I also know that blogworld at times to appear to be some utopia with daily new clothes, perfectly behaved children and no worries. I saw this blog as a creative outlet, but we are all friends here, the "perfect" no problem life walked right on by me. That is a statement, not a complaint. I would not on any given day change a thing. Well that's not true, I wished that pain was NEVER inflicted on the people I love.
I have been hesitant to blog about this, but have decided if it helps someone it is worth it. My super healthy, extremely active mother collapsed Sunday. She has survived cancer, twice, but this is the weakest I have ever heard her. We are waiting on the final tests results from the Mayo Clinic, but her doctor's are pretty sure she has West Nile Virus. She doesn't live in a jungle, or a swamp, and unless you consider eating at Highland Park Village, Northpark Mall or Central Market places where you can catch West Nile, you are as stumped as we all are.
She is alert, still trying to be the mom, and from all accounts sounds like normal...she just cannot move her left leg. Let me tell you, for a woman as active as my mom, that is pure torture. I wish I could be there, but both my mom and her doctor's have said no until we know exactly what it is due to Mini K's compromised immune system. SO we all wait. These past two days have seemed like eternity.
I just hung up with her and thought, whatever, I am going to blog about this, because like Mini K's temper tantrums, my weekly cooking disasters, countless unfinished to do items and the constant struggle to cram as much as possible into a day this is my imperfect life. It is mine and for those of you that know me...wait for it....IT IS WHAT IT IS.
I have heard this phrase from the fabulous woman who now sits in a hospital bed, but with her own special twist:
It is what it is, embrace it and move forward, because God is in the pilot seat and you are not in charge.
This phrase could not be more true. Tonight I will send off a few proofs to clients, give Mini K an extra kiss goodnight and pray for mother's speedy and complete recovery. Everything else is out of my hands.
I think sometimes the hardest lesson we learn as women, daughters, friends or mothers is to focus our energy on the things we can control and good or bad embrace everything else.

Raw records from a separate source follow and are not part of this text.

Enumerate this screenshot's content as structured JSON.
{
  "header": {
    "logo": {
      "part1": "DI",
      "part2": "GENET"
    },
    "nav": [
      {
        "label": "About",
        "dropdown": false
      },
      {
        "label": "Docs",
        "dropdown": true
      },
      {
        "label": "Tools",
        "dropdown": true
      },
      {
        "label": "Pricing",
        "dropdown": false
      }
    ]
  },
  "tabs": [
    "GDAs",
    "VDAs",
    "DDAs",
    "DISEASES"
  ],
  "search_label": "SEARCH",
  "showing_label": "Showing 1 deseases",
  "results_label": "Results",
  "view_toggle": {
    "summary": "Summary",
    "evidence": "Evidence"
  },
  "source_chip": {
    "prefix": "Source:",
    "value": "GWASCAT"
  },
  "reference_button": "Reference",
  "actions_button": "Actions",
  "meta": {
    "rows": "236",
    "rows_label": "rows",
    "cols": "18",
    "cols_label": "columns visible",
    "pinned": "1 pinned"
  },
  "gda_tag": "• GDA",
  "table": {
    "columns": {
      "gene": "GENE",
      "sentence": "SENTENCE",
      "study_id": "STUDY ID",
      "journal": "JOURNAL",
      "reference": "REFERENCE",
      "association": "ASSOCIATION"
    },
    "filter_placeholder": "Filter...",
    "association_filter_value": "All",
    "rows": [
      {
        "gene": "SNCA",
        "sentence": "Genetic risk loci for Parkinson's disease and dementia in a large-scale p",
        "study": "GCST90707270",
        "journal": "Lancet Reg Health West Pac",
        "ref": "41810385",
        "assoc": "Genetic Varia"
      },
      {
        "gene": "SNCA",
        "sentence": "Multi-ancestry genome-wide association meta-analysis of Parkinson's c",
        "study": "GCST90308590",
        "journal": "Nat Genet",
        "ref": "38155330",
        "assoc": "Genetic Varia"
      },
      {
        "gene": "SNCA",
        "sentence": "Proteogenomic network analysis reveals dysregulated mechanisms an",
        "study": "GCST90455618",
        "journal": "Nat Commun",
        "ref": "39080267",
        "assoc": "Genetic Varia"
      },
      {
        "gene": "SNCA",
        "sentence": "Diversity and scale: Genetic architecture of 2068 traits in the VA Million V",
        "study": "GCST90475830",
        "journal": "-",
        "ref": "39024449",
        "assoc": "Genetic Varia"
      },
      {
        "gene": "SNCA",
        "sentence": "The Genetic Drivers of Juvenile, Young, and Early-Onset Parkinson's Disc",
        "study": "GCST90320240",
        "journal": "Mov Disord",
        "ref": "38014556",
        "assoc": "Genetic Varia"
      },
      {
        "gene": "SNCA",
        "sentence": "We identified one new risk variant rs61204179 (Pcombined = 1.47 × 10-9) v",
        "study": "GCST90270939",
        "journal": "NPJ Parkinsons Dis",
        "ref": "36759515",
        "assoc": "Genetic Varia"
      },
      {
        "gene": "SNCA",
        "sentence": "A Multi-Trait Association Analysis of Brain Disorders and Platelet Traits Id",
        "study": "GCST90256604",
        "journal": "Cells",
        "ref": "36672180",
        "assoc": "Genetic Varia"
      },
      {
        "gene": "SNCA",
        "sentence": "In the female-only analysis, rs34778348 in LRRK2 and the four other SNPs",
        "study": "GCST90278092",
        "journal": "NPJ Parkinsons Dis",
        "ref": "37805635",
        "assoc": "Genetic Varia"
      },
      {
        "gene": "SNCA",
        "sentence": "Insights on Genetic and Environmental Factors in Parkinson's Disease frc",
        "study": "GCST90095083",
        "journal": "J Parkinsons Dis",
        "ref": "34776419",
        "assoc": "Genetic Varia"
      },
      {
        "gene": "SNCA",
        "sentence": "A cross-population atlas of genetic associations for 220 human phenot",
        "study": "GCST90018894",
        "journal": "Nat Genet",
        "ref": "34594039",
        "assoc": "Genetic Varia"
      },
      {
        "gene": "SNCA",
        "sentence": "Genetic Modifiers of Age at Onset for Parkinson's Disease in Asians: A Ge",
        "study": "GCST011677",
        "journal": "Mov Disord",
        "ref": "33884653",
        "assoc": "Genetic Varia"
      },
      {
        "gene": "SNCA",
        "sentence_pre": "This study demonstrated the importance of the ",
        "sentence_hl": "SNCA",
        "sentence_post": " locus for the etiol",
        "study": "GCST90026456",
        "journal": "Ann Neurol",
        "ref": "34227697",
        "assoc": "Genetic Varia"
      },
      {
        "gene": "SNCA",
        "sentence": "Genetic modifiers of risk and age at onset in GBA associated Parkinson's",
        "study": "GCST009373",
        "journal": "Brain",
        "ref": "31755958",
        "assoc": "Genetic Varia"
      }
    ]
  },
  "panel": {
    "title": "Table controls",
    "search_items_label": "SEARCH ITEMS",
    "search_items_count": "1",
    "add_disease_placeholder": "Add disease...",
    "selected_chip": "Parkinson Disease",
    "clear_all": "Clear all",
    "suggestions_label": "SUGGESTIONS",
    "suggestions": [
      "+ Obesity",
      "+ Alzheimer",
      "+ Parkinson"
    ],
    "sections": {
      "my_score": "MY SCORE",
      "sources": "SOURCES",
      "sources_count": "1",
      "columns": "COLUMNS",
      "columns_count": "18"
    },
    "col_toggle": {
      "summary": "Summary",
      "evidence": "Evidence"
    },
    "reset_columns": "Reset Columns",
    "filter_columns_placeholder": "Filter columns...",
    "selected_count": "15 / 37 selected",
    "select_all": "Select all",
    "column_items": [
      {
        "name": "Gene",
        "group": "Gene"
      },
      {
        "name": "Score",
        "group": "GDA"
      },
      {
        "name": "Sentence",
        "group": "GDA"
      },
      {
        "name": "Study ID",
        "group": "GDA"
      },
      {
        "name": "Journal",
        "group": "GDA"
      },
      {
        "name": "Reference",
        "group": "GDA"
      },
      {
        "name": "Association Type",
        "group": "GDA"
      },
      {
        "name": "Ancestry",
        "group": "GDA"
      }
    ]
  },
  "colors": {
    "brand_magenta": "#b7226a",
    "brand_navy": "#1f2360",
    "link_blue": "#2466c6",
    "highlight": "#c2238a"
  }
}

I know this will attract the negative comments, bring them on, I will publish them, because life is not always perfect and if you try to make look perfect you are wasting time that you could be spending on friends and family. I seriously doubt anyone looks back on life and wishes they had purchased one more outfit, but an extra hug from a loved one is PRICELESS.
I am off to bed to dream happy thoughts and am hoping to wake up tomorrow to good news from mother's doctors and a better day.